Decorating the home on Christmas Eve was said to avoid the anger of capricious forces. The first person to wake up on Christmas should shout into the street, "Welcome, Old Father Christmas." Sweeping the threshold will clear out trouble for the next year.

The Christmas table should be set for an even number of guests to avoid bad luck. The legs of the table were tied with string to protect the house from burglars. No one should sit with his back to the door. A pot of honey on the table will provide protection against evil.

Holly is a protection against witches and thunder. If the holly used for Christmas decorations is smooth, the wife will be master. It if is prickly, the husband is master. Therefore, the prudent will have both kinds to assure a harmonious home.

On the stroke of midnight on Christmas Eve, animals can talk but it is bad luck to listen to them.

There are a lot of superstitions connecting shoes and Christmas. Giving a pair of shoes as a gift would make the recipient walk away from you in some cultures. However, in English custom, not giving a new pair of shoes to a poor person at least once in a lifetime means you will go barefoot in the next world. So the English give shoes as Christmas presents to the poor. In Greece, burning old shoes during the Christmas season is said to prevent misfortune for the coming year.

Unmarried girls may throw a shoe over their shoulders toward the door. If the shoe lands with its toe pointing toward the door the girl will marry within a year.

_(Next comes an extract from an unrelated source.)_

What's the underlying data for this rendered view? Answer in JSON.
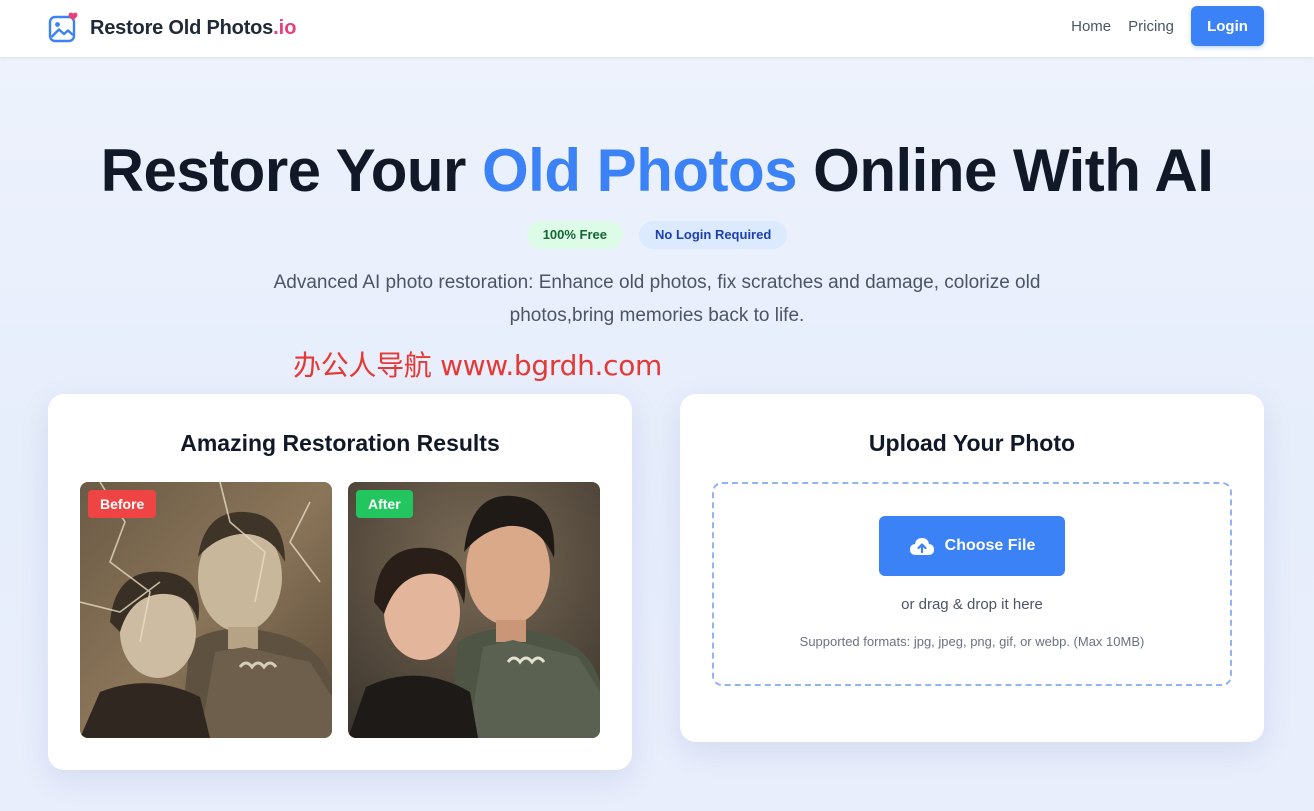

Although fortunetelling is supposedly anathema to the Christian faith, a variety of Christmas superstitions have to do with predicting the future. One of these comes after the Christmas dinner, when people float walnut shells in a bowl of water with small burning candles in them. The owners whose boats cross the bowl safely have prosperity the following year while those whose boats sink will have a year of bad luck. Whatever floats one’s boat.